A dramatic example of this dichotomy between basic research and clinical reality is that of neurodegenerative diseases, primarily with Alzheimer's disease. A recent review of the subject reviews some 300 different treatments that have enabled this disease to be cured or improved in transgenic mice models. To date however, Alzheimer's disease has few palliative treatments (the few that exist are also ineffective) and, as is well known, there is no treatment that is not curative but that modifies (at least minimally) the course of the disease.In this bleak panorama, very powerful pharmaceutical companies have announced that they will stop altogether (for example, Pfizer) or significantly (for example, Roche, Lilly and Merck) their Alzheimer's disease therapy programmes to, presumably, focus on ailments for which their investments are more productive.
Why is there such a drastic difference between mice and humans? Well, essentially because the "real" Alzheimer's disease; that is, in humans, is much more complex and multifactorial (with numerous alterations, including genetic and acquired, neuronal, vascular, metabolic, endocrine, immune, etc.) that Alzheimer's disease models in mice (based exclusively on one or very few genetic mutations and without genetic or environmental variability between individuals). The course of Alzheimer's disease in humans, even in its clinically asymptomatic phase, is much slower (years-decades) than in Alzheimer's disease models in mice (weeks-months). Thus, when symptoms appear and it is diagnosed, the damage that the disease has already produced in human nervous tissue is irreversible and no medication can counteract it. In mice, by contrast, researchers can predict the course of (the model of) the disease and intervene at the desired time, even in asymptomatic stages. What's more, mouse biology is significantly more robust than human biology. They can, for example, regenerate tissue (including nervous tissue), trigger immune responses (which would act as "vaccines") and detoxify drugs (and, for both, tolerate them at high doses) much more effectively than humans do.
All this, as is logical, is a reminder that extraordinary caution must be taken in extrapolating the findings of basic research to clinical practice. For example, headlines that the media customarily expound, such as "Scientists discover that the drug X cures Alzheimer's disease" (or amyotrophic lateral sclerosis, or diabetes, or cancer), should be qualified to "Scientists discover that drug X attenuates the symptoms of Alzheimer's disease in the mice model." As is already well known, these "X drugs" are sometimes cannabinoids. And numerous preclinical studies on Alzheimer's disease and other neurodegenerative diseases have shown the palliative action as well as the neuroprotective power of cannabinoids in mouse models, which has aroused great expectations about their possible clinical usefulness. However, the controlled clinical studies carried out so far have not shown noticeable beneficial effects of cannabinoids (despite being safe overall and well tolerated) in the different motor, cognitive, behavioural and neuropsychiatric scales analysed, with some symptomatic relief exceptions such as seizures in refractory paediatric epilepsies, spasticity and neuropathic pain in multiple sclerosis, and various parameters of general quality of life in these or other neurodegenerative diseases (all of which, on the other hand, is highly positive in the current devastating panorama of these diseases).

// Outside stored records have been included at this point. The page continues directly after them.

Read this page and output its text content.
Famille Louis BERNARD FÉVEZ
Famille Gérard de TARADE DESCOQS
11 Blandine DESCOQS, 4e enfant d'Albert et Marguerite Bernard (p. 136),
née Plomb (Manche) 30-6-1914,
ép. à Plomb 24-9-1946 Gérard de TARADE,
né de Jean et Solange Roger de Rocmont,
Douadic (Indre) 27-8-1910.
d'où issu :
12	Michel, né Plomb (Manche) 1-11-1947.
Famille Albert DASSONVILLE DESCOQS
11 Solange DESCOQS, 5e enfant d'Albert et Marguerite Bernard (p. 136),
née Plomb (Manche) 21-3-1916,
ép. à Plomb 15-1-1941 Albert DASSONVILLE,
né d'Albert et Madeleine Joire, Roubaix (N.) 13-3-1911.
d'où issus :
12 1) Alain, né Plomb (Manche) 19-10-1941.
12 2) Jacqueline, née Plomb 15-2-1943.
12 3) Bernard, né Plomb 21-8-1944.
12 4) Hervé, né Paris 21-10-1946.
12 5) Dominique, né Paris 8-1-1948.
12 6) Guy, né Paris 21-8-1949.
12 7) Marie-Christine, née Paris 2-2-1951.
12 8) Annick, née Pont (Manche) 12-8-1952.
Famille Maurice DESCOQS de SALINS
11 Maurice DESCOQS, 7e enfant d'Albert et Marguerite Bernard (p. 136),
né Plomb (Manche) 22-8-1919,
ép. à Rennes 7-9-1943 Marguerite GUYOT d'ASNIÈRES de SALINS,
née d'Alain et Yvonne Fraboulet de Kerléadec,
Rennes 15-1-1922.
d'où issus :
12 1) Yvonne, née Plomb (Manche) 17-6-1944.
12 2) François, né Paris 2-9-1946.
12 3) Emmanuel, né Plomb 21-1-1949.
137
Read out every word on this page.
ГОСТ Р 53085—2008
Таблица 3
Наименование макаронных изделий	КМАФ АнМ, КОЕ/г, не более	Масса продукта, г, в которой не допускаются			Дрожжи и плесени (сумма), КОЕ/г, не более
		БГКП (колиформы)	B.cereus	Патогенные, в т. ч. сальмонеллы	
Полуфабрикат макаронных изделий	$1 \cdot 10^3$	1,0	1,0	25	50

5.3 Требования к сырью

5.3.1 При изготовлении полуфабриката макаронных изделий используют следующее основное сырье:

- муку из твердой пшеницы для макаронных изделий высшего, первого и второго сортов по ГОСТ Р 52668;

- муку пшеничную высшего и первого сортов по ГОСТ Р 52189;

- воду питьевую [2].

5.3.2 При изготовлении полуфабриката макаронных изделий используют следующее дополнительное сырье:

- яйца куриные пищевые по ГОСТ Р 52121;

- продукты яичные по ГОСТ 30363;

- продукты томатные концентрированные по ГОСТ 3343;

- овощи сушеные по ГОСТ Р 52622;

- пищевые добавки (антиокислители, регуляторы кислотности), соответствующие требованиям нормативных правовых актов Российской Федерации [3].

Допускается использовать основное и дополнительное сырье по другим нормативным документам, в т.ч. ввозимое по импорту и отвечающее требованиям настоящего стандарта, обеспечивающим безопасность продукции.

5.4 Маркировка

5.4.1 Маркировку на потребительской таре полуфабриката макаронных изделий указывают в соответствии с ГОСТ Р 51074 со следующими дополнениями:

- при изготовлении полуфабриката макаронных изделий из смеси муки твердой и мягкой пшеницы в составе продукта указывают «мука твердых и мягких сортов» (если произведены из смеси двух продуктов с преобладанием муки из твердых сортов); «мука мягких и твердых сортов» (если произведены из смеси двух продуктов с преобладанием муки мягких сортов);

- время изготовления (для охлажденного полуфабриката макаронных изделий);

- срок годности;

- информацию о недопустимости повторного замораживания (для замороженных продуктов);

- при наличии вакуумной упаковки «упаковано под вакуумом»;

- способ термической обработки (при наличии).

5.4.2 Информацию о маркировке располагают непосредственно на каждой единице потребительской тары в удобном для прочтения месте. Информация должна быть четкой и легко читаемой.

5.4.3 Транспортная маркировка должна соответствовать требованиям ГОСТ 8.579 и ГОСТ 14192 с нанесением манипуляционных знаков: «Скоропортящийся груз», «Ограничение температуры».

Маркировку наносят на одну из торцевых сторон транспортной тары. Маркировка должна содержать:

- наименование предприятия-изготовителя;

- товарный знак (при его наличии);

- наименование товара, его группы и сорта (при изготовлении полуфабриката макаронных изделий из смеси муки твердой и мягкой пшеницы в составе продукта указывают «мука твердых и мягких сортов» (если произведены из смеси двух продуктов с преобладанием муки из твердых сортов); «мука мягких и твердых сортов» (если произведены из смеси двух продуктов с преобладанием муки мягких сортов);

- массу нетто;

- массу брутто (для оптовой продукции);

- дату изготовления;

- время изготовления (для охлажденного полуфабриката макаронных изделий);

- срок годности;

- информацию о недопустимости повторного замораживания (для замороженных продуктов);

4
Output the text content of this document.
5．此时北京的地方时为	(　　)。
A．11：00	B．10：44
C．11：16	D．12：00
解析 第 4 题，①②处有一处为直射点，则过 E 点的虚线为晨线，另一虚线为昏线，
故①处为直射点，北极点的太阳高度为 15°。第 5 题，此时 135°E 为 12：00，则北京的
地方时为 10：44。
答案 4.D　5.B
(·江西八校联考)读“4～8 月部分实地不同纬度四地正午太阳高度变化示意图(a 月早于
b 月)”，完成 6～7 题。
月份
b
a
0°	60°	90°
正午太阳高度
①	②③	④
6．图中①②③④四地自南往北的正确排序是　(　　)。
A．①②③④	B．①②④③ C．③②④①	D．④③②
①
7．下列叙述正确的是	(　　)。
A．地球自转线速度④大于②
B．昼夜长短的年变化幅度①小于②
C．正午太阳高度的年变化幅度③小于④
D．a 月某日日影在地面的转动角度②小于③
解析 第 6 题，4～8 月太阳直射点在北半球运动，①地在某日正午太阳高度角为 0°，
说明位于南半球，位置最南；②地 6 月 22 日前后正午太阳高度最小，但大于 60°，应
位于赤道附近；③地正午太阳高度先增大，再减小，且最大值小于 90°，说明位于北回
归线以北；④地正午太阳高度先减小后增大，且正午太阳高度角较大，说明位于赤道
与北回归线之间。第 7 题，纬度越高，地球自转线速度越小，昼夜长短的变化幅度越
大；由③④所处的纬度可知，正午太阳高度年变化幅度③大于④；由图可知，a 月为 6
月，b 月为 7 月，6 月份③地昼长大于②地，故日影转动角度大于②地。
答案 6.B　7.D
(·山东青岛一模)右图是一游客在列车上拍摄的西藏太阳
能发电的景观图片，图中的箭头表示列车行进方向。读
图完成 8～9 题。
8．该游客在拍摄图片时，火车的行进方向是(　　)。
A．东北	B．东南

In addition to the aforementioned biological, pathological and experimental factors, this discrepancy between basic and clinical research may also be due to inadequate design of the clinical trials carried out so far, which have been aimed at assessing the safety of cannabinoids rather than their efficacy. In this sense, it seems logical to suggest that future clinical trials with cannabinoids are carried out at earlier stages of the disease under study and for longer periods of treatment. It could also be useful to know the pattern of cannabis use by patients with neurodegenerative diseases and to have a biomarker related to cannabinoid receptor activity during the progression of these diseases. In summary, the safety and tolerability shown by different cannabinoids in the clinical studies carried out so far should encourage more exhaustive future trials to evaluate whether these compounds could be used as therapeutic agents for treating aggressive neurodegenerative and oncological diseases, both of which are the focus of intense research in the field of cannabinoids.